I would like to compare a line to the previous one without storing anything in memory (no dictionaries).
Sample data:
a 2
file 1
file 2
file 4
for 1
has 1
is 2
lines 1
small 1
small 2
test 1
test 2
this 1
this 2
two 1
Pseudocode:
for line in sys.stdin:
word, count = line.split()
if word == previous_word:
print(word, count1+count2)
I know I would use enumerate
or dict.iteritems
over an array but I can't on sys.stdin
.
Desired output:
a 2
file 7
for 1
has 1
is 2
lines 1
small 3
test 3
this 3
two 1
The basic logic is to keep track of the previous word. If the current word matches, accumulate the count. If not, print the previous word and its count, and start over.
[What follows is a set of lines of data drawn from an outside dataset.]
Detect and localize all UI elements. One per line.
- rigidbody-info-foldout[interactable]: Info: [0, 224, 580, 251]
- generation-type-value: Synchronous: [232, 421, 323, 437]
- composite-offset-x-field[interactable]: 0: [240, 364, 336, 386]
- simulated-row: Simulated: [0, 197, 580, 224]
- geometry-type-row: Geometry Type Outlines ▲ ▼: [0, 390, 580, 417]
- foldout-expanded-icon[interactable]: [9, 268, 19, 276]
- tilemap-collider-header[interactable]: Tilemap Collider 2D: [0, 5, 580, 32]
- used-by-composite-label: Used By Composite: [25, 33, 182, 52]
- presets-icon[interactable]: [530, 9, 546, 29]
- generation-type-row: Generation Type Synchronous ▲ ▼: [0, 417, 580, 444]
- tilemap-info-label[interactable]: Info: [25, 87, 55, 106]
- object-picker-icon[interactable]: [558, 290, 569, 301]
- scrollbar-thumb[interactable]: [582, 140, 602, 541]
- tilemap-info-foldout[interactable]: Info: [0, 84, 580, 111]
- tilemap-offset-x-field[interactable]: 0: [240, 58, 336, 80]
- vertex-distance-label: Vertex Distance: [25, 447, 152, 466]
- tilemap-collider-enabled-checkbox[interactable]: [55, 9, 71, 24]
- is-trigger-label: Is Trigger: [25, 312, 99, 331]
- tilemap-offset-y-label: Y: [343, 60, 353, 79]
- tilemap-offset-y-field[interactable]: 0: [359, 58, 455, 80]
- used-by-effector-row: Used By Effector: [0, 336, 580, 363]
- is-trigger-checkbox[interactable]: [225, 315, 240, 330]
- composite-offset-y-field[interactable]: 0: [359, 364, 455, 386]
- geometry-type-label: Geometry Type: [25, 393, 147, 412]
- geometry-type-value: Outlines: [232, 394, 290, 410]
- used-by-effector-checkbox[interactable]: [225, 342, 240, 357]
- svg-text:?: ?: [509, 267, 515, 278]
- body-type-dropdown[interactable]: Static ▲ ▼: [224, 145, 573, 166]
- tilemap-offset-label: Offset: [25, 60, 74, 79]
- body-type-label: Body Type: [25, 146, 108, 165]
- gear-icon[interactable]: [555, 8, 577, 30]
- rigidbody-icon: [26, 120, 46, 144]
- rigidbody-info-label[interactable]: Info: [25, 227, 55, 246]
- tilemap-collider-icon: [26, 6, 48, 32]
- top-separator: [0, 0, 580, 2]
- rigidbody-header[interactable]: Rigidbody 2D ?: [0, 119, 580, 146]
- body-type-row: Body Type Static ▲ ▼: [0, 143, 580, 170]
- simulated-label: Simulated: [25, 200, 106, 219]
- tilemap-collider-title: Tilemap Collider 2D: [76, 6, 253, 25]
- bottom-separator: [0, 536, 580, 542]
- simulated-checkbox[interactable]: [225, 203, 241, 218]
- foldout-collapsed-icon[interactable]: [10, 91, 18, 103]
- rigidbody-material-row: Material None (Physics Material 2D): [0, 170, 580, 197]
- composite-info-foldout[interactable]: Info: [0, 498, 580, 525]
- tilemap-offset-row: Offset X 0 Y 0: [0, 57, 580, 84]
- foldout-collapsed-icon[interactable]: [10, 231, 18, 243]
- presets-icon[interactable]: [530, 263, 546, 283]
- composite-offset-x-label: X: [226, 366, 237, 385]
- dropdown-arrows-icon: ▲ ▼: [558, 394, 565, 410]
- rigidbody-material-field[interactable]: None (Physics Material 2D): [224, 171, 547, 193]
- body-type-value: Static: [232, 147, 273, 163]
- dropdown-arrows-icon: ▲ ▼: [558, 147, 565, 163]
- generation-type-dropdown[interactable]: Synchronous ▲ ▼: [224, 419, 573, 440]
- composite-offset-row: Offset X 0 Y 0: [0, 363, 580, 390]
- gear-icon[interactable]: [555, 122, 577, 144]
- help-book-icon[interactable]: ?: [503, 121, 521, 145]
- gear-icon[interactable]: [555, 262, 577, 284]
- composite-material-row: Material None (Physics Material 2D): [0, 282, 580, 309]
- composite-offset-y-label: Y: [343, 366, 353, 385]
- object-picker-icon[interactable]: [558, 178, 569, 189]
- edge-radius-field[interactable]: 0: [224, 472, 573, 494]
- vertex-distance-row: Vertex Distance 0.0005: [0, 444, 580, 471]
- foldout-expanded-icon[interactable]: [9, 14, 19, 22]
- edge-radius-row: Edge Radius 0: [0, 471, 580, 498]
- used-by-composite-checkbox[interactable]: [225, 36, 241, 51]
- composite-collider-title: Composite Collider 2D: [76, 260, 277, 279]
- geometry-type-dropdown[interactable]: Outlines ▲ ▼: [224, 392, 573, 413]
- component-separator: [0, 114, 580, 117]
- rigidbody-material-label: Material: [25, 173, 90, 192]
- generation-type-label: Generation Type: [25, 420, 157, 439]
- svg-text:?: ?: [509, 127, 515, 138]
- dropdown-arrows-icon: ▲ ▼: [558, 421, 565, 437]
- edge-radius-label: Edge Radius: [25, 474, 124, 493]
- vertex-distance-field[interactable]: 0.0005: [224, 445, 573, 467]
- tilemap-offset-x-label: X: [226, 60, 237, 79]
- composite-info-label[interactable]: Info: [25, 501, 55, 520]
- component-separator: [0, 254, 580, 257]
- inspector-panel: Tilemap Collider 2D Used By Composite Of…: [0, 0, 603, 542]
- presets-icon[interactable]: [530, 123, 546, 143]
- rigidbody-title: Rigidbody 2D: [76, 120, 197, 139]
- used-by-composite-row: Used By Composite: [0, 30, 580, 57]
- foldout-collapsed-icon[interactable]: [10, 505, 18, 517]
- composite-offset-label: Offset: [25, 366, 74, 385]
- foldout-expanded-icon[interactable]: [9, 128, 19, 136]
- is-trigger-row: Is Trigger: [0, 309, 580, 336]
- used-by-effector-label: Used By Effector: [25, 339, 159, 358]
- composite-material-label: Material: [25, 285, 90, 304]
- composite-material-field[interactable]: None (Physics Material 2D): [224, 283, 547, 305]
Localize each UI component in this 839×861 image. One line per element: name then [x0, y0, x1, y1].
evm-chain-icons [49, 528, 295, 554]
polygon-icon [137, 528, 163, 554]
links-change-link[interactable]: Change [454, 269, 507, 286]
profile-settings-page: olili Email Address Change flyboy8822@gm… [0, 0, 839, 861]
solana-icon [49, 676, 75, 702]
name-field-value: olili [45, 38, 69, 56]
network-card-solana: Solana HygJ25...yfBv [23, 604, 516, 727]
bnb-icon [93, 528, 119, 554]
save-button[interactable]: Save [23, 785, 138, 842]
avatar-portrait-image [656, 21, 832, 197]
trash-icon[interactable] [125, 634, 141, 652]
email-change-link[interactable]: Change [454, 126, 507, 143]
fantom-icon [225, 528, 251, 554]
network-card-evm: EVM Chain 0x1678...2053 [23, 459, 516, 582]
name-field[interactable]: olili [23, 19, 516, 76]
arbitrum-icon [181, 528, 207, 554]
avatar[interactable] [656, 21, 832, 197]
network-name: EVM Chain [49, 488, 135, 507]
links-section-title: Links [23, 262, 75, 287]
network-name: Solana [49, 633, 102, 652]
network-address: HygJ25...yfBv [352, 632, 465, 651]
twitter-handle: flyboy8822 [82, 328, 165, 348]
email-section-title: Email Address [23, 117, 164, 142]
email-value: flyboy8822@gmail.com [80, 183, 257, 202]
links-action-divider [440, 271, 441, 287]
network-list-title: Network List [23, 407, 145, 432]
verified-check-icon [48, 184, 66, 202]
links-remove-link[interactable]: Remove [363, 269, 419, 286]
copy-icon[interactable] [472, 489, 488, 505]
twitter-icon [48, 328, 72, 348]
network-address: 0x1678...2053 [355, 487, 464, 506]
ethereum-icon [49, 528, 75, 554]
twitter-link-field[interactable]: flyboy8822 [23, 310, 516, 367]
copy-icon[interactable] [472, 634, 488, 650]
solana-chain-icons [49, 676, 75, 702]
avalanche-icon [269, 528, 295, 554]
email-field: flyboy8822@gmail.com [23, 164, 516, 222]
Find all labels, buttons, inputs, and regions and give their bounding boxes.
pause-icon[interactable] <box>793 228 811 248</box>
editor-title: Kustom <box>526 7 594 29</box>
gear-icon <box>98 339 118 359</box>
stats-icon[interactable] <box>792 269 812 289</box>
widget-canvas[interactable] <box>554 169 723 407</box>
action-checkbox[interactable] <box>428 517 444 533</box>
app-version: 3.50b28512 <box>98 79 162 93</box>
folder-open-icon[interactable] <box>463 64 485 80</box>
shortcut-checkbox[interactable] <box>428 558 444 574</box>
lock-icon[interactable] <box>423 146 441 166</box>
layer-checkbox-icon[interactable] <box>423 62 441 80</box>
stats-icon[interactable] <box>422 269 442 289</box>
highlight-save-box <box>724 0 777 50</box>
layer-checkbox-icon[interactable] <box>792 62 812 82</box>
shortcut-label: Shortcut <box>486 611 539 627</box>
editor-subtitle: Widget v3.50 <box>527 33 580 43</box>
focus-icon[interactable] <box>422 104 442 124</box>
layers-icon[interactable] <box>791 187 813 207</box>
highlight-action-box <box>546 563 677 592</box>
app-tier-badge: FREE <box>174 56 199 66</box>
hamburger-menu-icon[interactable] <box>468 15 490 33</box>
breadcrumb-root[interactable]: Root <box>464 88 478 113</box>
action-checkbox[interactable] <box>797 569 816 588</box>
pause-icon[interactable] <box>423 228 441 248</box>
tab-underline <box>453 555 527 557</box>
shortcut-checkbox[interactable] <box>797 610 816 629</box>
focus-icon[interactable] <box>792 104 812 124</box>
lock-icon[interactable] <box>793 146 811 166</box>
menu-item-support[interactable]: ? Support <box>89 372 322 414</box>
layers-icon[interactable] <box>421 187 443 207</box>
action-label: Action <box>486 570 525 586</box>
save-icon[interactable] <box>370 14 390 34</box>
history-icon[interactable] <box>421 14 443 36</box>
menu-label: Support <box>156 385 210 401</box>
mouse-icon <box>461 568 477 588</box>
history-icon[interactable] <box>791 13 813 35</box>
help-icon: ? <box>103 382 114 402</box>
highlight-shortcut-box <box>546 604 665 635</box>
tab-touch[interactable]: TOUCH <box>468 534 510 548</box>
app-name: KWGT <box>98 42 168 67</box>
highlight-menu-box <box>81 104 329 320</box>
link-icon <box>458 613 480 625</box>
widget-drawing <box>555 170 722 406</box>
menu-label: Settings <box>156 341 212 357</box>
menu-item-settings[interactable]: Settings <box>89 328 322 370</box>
There's a little special code to handle the first and last iterations.
stdin_data = [
"a 2",
"file 1",
"file 2",
"file 4",
"for 1",
"has 1",
"is 2",
"lines 1",
"small 1",
"small 2",
"test 1",
"test 2",
"this 1",
"this 2",
"two 1",
]
previous_word = ""
word_ct = 0
for line in stdin_data:
word, count = line.split()
if word == previous_word:
word_ct += int(count)
else:
if previous_word != "":
print(previous_word, word_ct)
previous_word = word
word_ct = int(count)
# Print the final word and count
print(previous_word, word_ct)
Output:
a 2
file 7
for 1
has 1
is 2
lines 1
small 3
test 3
this 3
two 1